Stars explained: * A production of no real merit with failings in all areas. ** A production showing evidence of not enough time or effort, or even talent, and which never breathes any real life into the piece – or a show lumbered with a terrible script. *** A good enjoyable show which might have some small flaws but has largely achieved what it set out to do.**** An excellent show which shows a great deal of work and stage craft with no noticeable or major flaws.***** A four star show which has found that extra bit of magic which lifts theatre to another plane.
Half stars fall between the ratings

The Importance of being Earnest

The Nonentities

The Rose Theatre, Kidderminster


Oscar Wilde’s final work had the subtitle of A trivial Comedy for serious People, but the staging of the play in 1895 was hardly trivial, it set in motion a chain of unrelated, yet serious, events that would see Wilde imprisoned, exiled to France and an end put to his glittering career.

The play is frequently revived yet in recent years has been reworked by professional companies who have often added heavy handed new interpretations to what plainly is a subtly and brilliantly written farce.

Thankfully there is no such tampering with the Nonentities version which is as crisply cut and bare of unnecessary filling as Lady Bracknell’s bread and butter only cucumber sandwiches.

The play centres on two young men, Algernon Moncrieff and John (Ernest) Worthing who separately have amused themselves by creating alter egos to move with ease across their social respective circles.

John (Ernest) is known as Jack (John) in his country estate and by the name Ernest when in London. He replies to either name with the other names as his brother, all depending on where he is residing at the time.

Algernon on the other hand has created an imaginary sick friend Bunbury. Bunbury’s frequent health relapses enable him to escape the boredom of family duties providing him with an ideal excuse for any absence. 

Ernest (John) tells Algernon of his pretty ward Cecily, whilst also telling him of his love and desire of marriage to Algernon’s cousin Gwendolen. Algernon then decides to secretly visit Cecily in the country pretending to be Jack’s (Johns, Ernest’s) brother naming himself as Ernest for his deception.


In rehearsal: Joe Harper as Ernest, Judith Basset as her Ladyship . . . and that infamous handbag left at Victoria Station


When John (Jack, Ernest) arrives at the estate claiming his brother Ernest has passed away, he is forced to double back when Algernon is revealed and introduced as his deceased brother. Miraculously reconciled the pair enter into a complex and very funny deception to uphold their combined deceptions.

Joe Harper was perfectly cast as John Worthing and the precision and eloquence in his performance brought out every subtly in Wilde’s clever yet understated satire. Matched in his repartee by Alex Thompson as the flighty yet bored Algernon, the pair were a delight and handled their characters with real skill.

Gwendoline was played by Jessica Schneider and looked truly elegant in her dressed finery. There is a tendency for some to play Wildes characters as charactures but Miss Schneider was very real in her performance. Cecily was played by Rebecca Williams. Trapped in the country, Cecily has been reduced to invention herself, imagining her own engagement and writing her own love letters and Miss Williams handled the role with lightness and great timing.

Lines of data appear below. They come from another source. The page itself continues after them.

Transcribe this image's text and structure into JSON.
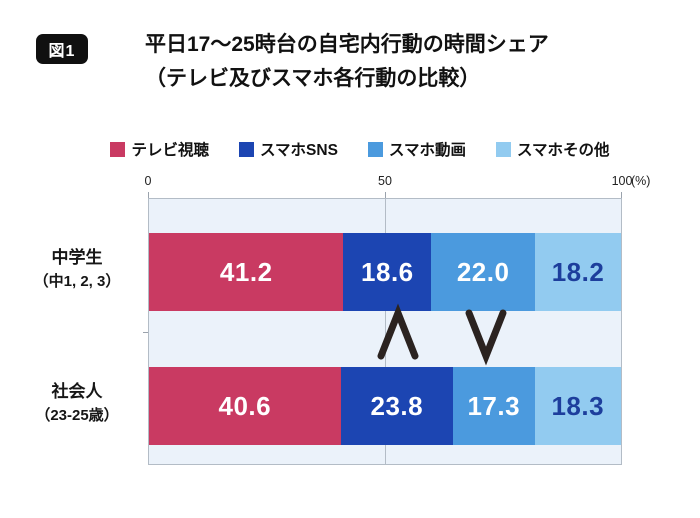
{
  "figure_badge": "図1",
  "title": {
    "line1": "平日17〜25時台の自宅内行動の時間シェア",
    "line2": "（テレビ及びスマホ各行動の比較）"
  },
  "legend": {
    "items": [
      {
        "label": "テレビ視聴",
        "color": "#c93a62"
      },
      {
        "label": "スマホSNS",
        "color": "#1c45b2"
      },
      {
        "label": "スマホ動画",
        "color": "#4b9ade"
      },
      {
        "label": "スマホその他",
        "color": "#92cbf0"
      }
    ]
  },
  "axis": {
    "tick_labels": [
      "0",
      "50",
      "100"
    ],
    "unit_label": "(%)"
  },
  "chart_data": {
    "type": "bar",
    "orientation": "horizontal",
    "stacked": true,
    "title": "平日17〜25時台の自宅内行動の時間シェア（テレビ及びスマホ各行動の比較）",
    "xlabel": "%",
    "xlim": [
      0,
      100
    ],
    "grid": "vertical line at 50",
    "legend_position": "top",
    "categories": [
      "中学生（中1, 2, 3）",
      "社会人（23-25歳）"
    ],
    "category_lines": [
      [
        "中学生",
        "（中1, 2, 3）"
      ],
      [
        "社会人",
        "（23-25歳）"
      ]
    ],
    "series": [
      {
        "name": "テレビ視聴",
        "color": "#c93a62",
        "values": [
          41.2,
          40.6
        ],
        "value_labels": [
          "41.2",
          "40.6"
        ],
        "label_color": "#ffffff"
      },
      {
        "name": "スマホSNS",
        "color": "#1c45b2",
        "values": [
          18.6,
          23.8
        ],
        "value_labels": [
          "18.6",
          "23.8"
        ],
        "label_color": "#ffffff"
      },
      {
        "name": "スマホ動画",
        "color": "#4b9ade",
        "values": [
          22.0,
          17.3
        ],
        "value_labels": [
          "22.0",
          "17.3"
        ],
        "label_color": "#ffffff"
      },
      {
        "name": "スマホその他",
        "color": "#92cbf0",
        "values": [
          18.2,
          18.3
        ],
        "value_labels": [
          "18.2",
          "18.3"
        ],
        "label_color": "#1d3e9c"
      }
    ],
    "annotations": [
      {
        "glyph": "∧",
        "between_series": "スマホSNS",
        "comparison": "18.6 < 23.8"
      },
      {
        "glyph": "∨",
        "between_series": "スマホ動画",
        "comparison": "22.0 > 17.3"
      }
    ],
    "plot_background": "#ebf2fa",
    "grid_color": "#b3bcc6",
    "annotation_color": "#2b2320"
  }
}
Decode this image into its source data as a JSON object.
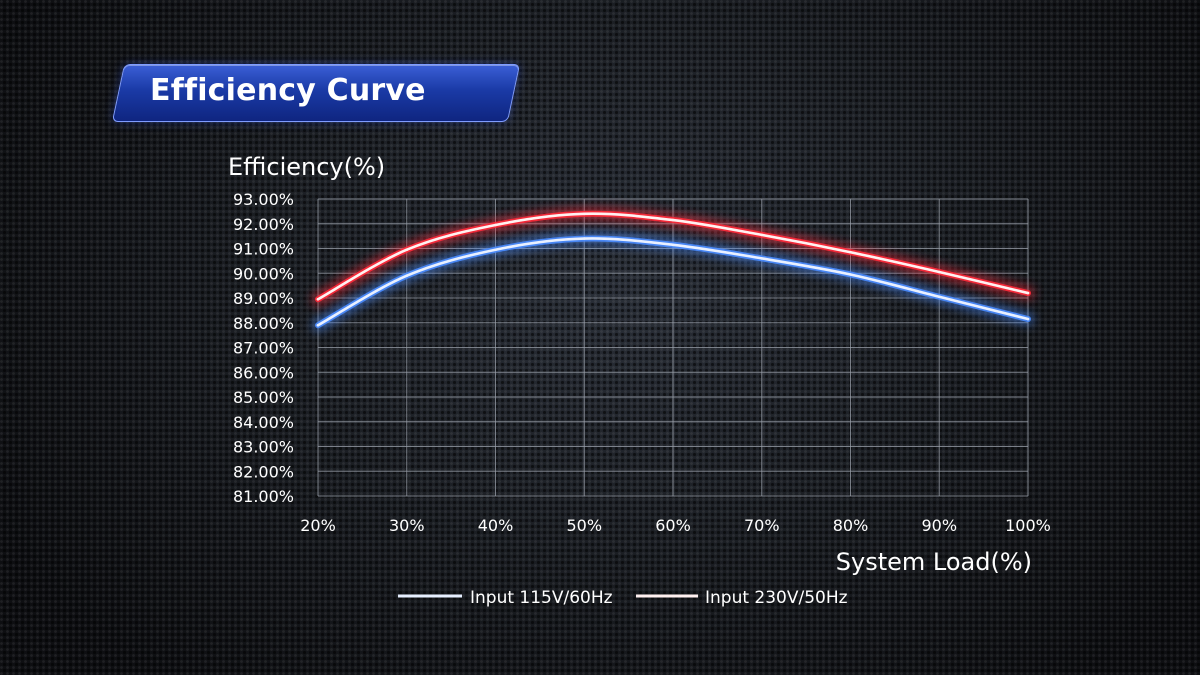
{
  "banner": {
    "title": "Efficiency Curve"
  },
  "chart_data": {
    "type": "line",
    "title": "",
    "ylabel": "Efficiency(%)",
    "xlabel": "System Load(%)",
    "x": [
      20,
      30,
      40,
      50,
      60,
      70,
      80,
      90,
      100
    ],
    "x_tick_labels": [
      "20%",
      "30%",
      "40%",
      "50%",
      "60%",
      "70%",
      "80%",
      "90%",
      "100%"
    ],
    "ylim": [
      81,
      93
    ],
    "y_tick_labels": [
      "93.00%",
      "92.00%",
      "91.00%",
      "90.00%",
      "89.00%",
      "88.00%",
      "87.00%",
      "86.00%",
      "85.00%",
      "84.00%",
      "83.00%",
      "82.00%",
      "81.00%"
    ],
    "grid": true,
    "legend_position": "bottom",
    "series": [
      {
        "name": "Input 115V/60Hz",
        "color": "#4a8cff",
        "values": [
          87.9,
          89.9,
          90.95,
          91.4,
          91.15,
          90.6,
          89.95,
          89.05,
          88.15
        ]
      },
      {
        "name": "Input 230V/50Hz",
        "color": "#ff2a3a",
        "values": [
          88.95,
          90.95,
          91.95,
          92.4,
          92.15,
          91.55,
          90.85,
          90.05,
          89.2
        ]
      }
    ]
  }
}
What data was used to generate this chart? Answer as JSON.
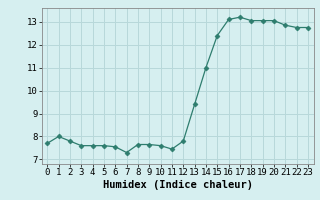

The play has some great additional support characters. The pairing of Miss Prism, Cecily’s governess, played by Pat Gale with the local Vicar, Canon Chasuble, played by Patrick Bentley, was sweet and amusing as they innocently go about their awkward romance.

A powerhouse of clipped society womanhood came in the form of Judith Basset as Lady Bracknell who managed to roll her R's in sentences where there were none. Wildes biting observation on the upper classes boredom with anything that pertains to `ugly politics’, plays out through Lady Bracknell and the character was brought to life with great style and comic timing.

Fine support too came from Stanley Bartenas John’s laboured servant Merriman and Steven Bougourd  as Lane, the Butler. Stephen Downing’s set was pared back and minimal adding a touch of contempory style to the performances which helped frame the characters in the respective settings.

It’s remarkable that a play that is nearly 125 years old can still make you laugh and yet has such insight into the complexity of modern relationships. We may have replaced society with social media but now with most everyone trying to appear as someone else in some way for appearances sake, we possibly have not come that far.

This is a fine start to the Nonentities season and definitely a light and airy interlude to these dark winter days. Go and see it earnestly. To 02-02-19.